A major molecular response (MMR) is considered a “safe haven,” Dr Radich said, because once people achieve it, they almost never progress if they stay on drug.
And with a deep/complete molecular response (CMR), patients may potentially discontinue the drug.
So how your response goals line up determines how you use the agents for your treatment course, Dr Radich said.
In all response categories—patients with CCyR, MMR, MR, CMR—survival is virtually within 95% of survival for the general population.
“This is absolutely astonishing,” Dr Radich said.
He emphasized the importance of molecular testing at 3 months and achieving a BCR-ABL level of less than 10%.
Patients who have more than 10% blasts at 3 months have an 88% chance of achieving MMR at 4 years, while those who still have more than 10% blasts at 6 months have a 3.3% chance of achieving MMR at 4 years.
Toxicity
Side effects common to the 3 frontline TKIs are myelosuppression, transaminase elevation, and change in electrolytes. Dr Radich noted that imatinib doesn’t cause much myelosuppression.
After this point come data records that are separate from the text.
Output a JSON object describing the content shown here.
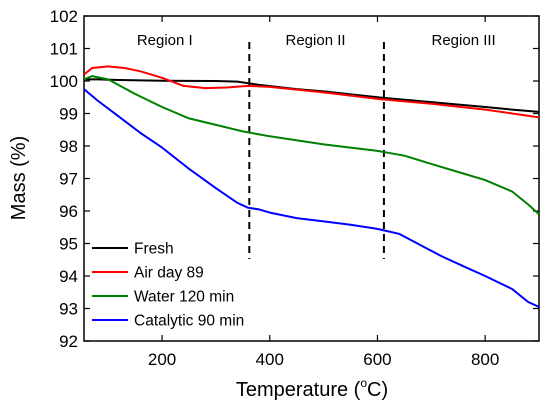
{
  "chart_data": {
    "type": "line",
    "xlabel_main": "Temperature (",
    "xlabel_sup": "o",
    "xlabel_tail": "C)",
    "ylabel": "Mass (%)",
    "xlim": [
      55,
      900
    ],
    "ylim": [
      92,
      102
    ],
    "x_ticks": [
      200,
      400,
      600,
      800
    ],
    "y_ticks": [
      92,
      93,
      94,
      95,
      96,
      97,
      98,
      99,
      100,
      101,
      102
    ],
    "grid": false,
    "legend_position": "bottom-left",
    "regions": [
      {
        "label": "Region I",
        "x_center": 205
      },
      {
        "label": "Region II",
        "x_center": 485
      },
      {
        "label": "Region III",
        "x_center": 760
      }
    ],
    "region_dividers_x": [
      362,
      612
    ],
    "series": [
      {
        "name": "Fresh",
        "color": "#000000",
        "x": [
          55,
          80,
          120,
          200,
          300,
          340,
          380,
          450,
          500,
          600,
          700,
          800,
          850,
          900
        ],
        "y": [
          100.05,
          100.05,
          100.03,
          100.01,
          100.0,
          99.98,
          99.88,
          99.75,
          99.68,
          99.5,
          99.35,
          99.2,
          99.12,
          99.05
        ]
      },
      {
        "name": "Air day 89",
        "color": "#ff0000",
        "x": [
          55,
          70,
          100,
          130,
          160,
          200,
          240,
          280,
          320,
          360,
          400,
          500,
          600,
          700,
          800,
          850,
          900
        ],
        "y": [
          100.2,
          100.4,
          100.45,
          100.4,
          100.3,
          100.1,
          99.85,
          99.78,
          99.8,
          99.85,
          99.82,
          99.65,
          99.45,
          99.3,
          99.12,
          99.0,
          98.88
        ]
      },
      {
        "name": "Water 120 min",
        "color": "#008000",
        "x": [
          55,
          70,
          100,
          150,
          200,
          250,
          300,
          350,
          400,
          500,
          600,
          650,
          700,
          750,
          800,
          850,
          880,
          900
        ],
        "y": [
          100.05,
          100.15,
          100.05,
          99.6,
          99.2,
          98.85,
          98.65,
          98.45,
          98.3,
          98.05,
          97.85,
          97.7,
          97.45,
          97.2,
          96.95,
          96.6,
          96.2,
          95.9
        ]
      },
      {
        "name": "Catalytic 90 min",
        "color": "#0000ff",
        "x": [
          55,
          80,
          120,
          160,
          200,
          250,
          300,
          340,
          360,
          380,
          400,
          450,
          500,
          550,
          600,
          640,
          680,
          720,
          760,
          800,
          850,
          880,
          900
        ],
        "y": [
          99.75,
          99.4,
          98.9,
          98.4,
          97.95,
          97.3,
          96.7,
          96.25,
          96.1,
          96.05,
          95.95,
          95.78,
          95.68,
          95.58,
          95.45,
          95.3,
          94.95,
          94.6,
          94.3,
          94.0,
          93.6,
          93.2,
          93.05
        ]
      }
    ]
  }
}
“You can give imatinib on day 28 after allogeneic transplant, and it doesn’t affect the counts, which I think is pretty darn good proof that it doesn’t have any primary hematopoietic toxicity,” he said. “You can’t try that trick with the others.”
Venous and arterial cardiovascular events with TKIs are more recently coming to light.
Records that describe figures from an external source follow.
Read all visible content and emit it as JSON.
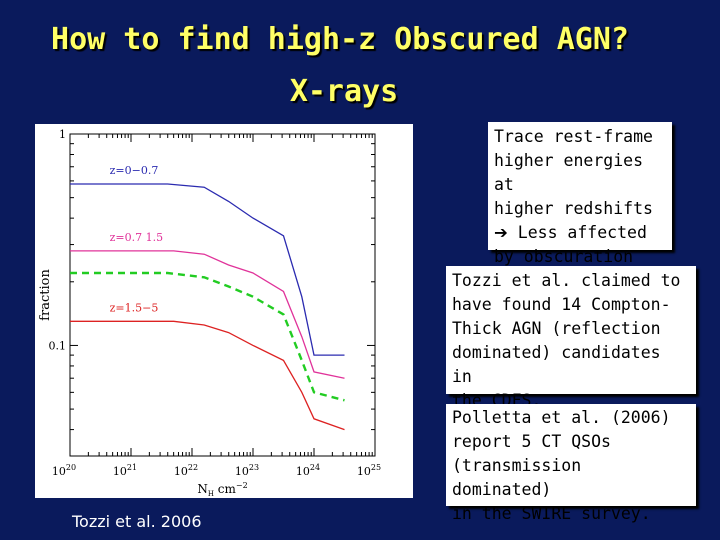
{
  "slide": {
    "title_line1": "How to find high-z Obscured AGN?",
    "title_line2": "X-rays",
    "box1": {
      "arrow_icon": "right-arrow",
      "lines": [
        "Trace rest-frame",
        "higher energies at",
        "higher redshifts",
        "Less affected",
        "by obscuration"
      ]
    },
    "box2": {
      "lines": [
        "Tozzi et al. claimed to",
        "have found 14 Compton-",
        "Thick AGN (reflection",
        "dominated) candidates in",
        "the CDFS."
      ]
    },
    "box3": {
      "lines": [
        "Polletta et al. (2006)",
        "report 5 CT QSOs",
        "(transmission dominated)",
        "in the SWIRE survey."
      ]
    },
    "credit": "Tozzi et al. 2006",
    "colors": {
      "background": "#0a1a5c",
      "title": "#ffff66"
    }
  },
  "chart_data": {
    "type": "line",
    "ylabel": "fraction",
    "xlabel": "N",
    "xlabel_sub": "H",
    "xlabel_unit": "cm",
    "xlabel_exp": "−2",
    "xscale": "log",
    "yscale": "log",
    "xlim": [
      1e+20,
      1e+25
    ],
    "ylim": [
      0.03,
      1
    ],
    "x_ticks": [
      {
        "base": "10",
        "exp": "20",
        "value": 20
      },
      {
        "base": "10",
        "exp": "21",
        "value": 21
      },
      {
        "base": "10",
        "exp": "22",
        "value": 22
      },
      {
        "base": "10",
        "exp": "23",
        "value": 23
      },
      {
        "base": "10",
        "exp": "24",
        "value": 24
      },
      {
        "base": "10",
        "exp": "25",
        "value": 25
      }
    ],
    "y_ticks": [
      {
        "label": "1",
        "value": 1
      },
      {
        "label": "0.1",
        "value": 0.1
      }
    ],
    "series": [
      {
        "name": "z=0−0.7",
        "color": "#2b2bb0",
        "dash": false,
        "x": [
          20,
          21.6,
          22.2,
          22.6,
          23.0,
          23.5,
          23.8,
          24.0,
          24.5
        ],
        "y": [
          0.58,
          0.58,
          0.56,
          0.48,
          0.4,
          0.33,
          0.17,
          0.09,
          0.09
        ]
      },
      {
        "name": "z=0.7  1.5",
        "color": "#e0339a",
        "dash": false,
        "x": [
          20,
          21.7,
          22.2,
          22.6,
          23.0,
          23.5,
          23.8,
          24.0,
          24.5
        ],
        "y": [
          0.28,
          0.28,
          0.27,
          0.24,
          0.22,
          0.18,
          0.11,
          0.075,
          0.07
        ]
      },
      {
        "name": "",
        "color": "#22cc22",
        "dash": true,
        "x": [
          20,
          21.6,
          22.2,
          22.6,
          23.0,
          23.5,
          23.8,
          24.0,
          24.5
        ],
        "y": [
          0.22,
          0.22,
          0.21,
          0.19,
          0.17,
          0.14,
          0.085,
          0.06,
          0.055
        ]
      },
      {
        "name": "z=1.5−5",
        "color": "#dd2222",
        "dash": false,
        "x": [
          20,
          21.7,
          22.2,
          22.6,
          23.0,
          23.5,
          23.8,
          24.0,
          24.5
        ],
        "y": [
          0.13,
          0.13,
          0.125,
          0.115,
          0.1,
          0.085,
          0.06,
          0.045,
          0.04
        ]
      }
    ],
    "annotations": [
      {
        "text": "z=0−0.7",
        "series": 0
      },
      {
        "text": "z=0.7  1.5",
        "series": 1
      },
      {
        "text": "z=1.5−5",
        "series": 3
      }
    ]
  }
}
Cardiovascular events with imatinib are about the same as the general population, Dr Radich said.
“[In] fact, some people think it might be protective,” he noted.
Discontinuation
“When we first started treating people with these drugs, we figured that they would be on them for life . . . ,” Dr Radich said. “[Y]ou’d always have a reservoir of CML cells because you can’t extinguish all the stem cells.”
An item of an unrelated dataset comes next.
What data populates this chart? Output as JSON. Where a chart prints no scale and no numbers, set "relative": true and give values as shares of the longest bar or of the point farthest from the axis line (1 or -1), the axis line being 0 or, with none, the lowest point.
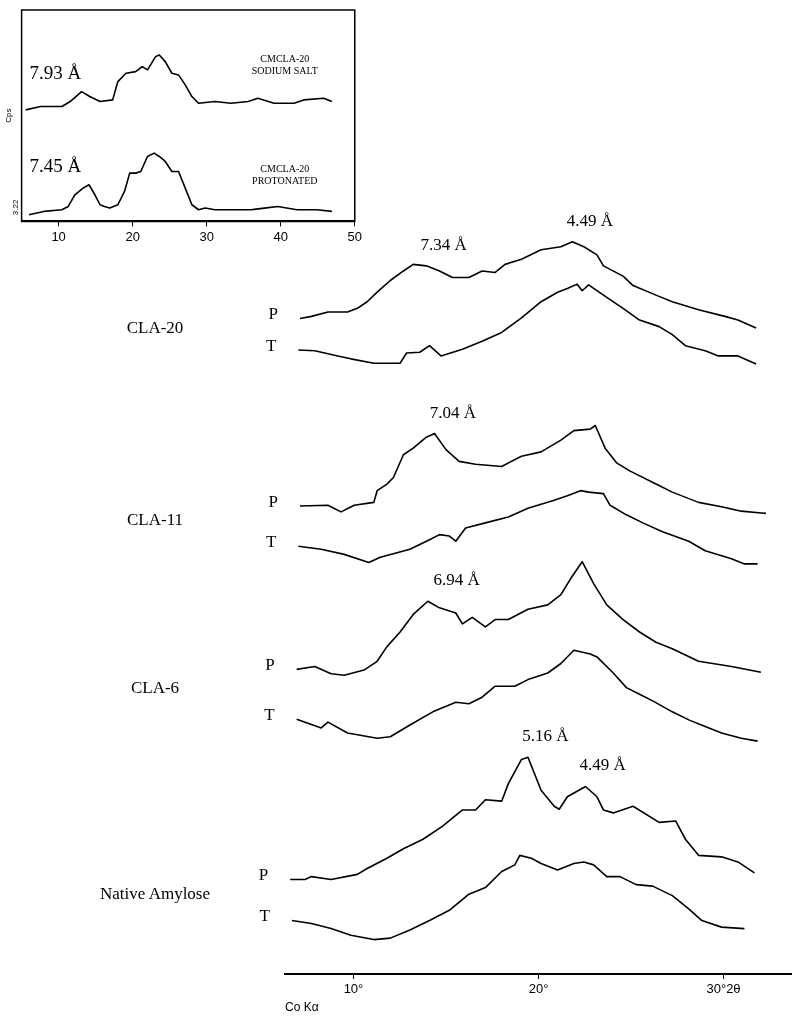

A mathematical model predicted it would take 30 to 40 years to wipe out all CML cells with a TKI. The cumulative cure rate after 15 years of treatment would be 14%. After 30 years, it would be 31%.
Conducting a discontinuation trial would have been out of the question based on these predictions.
“Fortunately, some of the people who did the next trials hadn’t read that literature,” Dr Radich said.
One discontinuation trial (EURO-SKI) included patients who had been on drug for at least 3 years and had CMR for at least 1 year. About half stayed in PCR negativity, now up to 4 years.
A number of trials are now underway evaluating the possibility of TKI discontinuation, and they are showing that between 40% and 50% of patients can remain off drug for years.
Using generic imatinib
While generic imatinib is good for cost-effective, long-term use, second-generation TKIs are better at preventing accelerated-phase blast crisis, Dr Radich said.
The second generation is also better at producing deep remissions, and discontinuation could bring with it a cost savings.
Dr Radich calculated that it cost about $2.5 million for every patient who achieves treatment-free remission using a TKI, while transplant cost $1.31 million per patient who achieves treatment-free remission.
So generic imatinib is good for low- and intermediate-risk patients, as well as for older, sicker patients.
Second-generation TKIs are appropriate for higher-risk patients until they achieve a CCyR or MMR, then they can switch to generic imatinib.
And second-generation TKIs should be used for younger patients in whom drug discontinuation is important.
Frontline treatment observations
In summary, Dr Radich made the following observations about frontline treatment in CML.
- For overall survival, imatinib is equivalent to second-generation TKIs.
- To achieve a deep MR, a second-generation TKI is better than imatinib.
- Discontinuation is equally successful with all TKIs.
- For lower-risk CML, imatinib is equivalent to second-generation TKIs.
- When it comes to progression and possibly high-risk CML, second-generation TKIs are better than imatinib.
- Second-generation TKIs produce more long-term toxicities than imatinib.
- There is substantial cost savings with generics.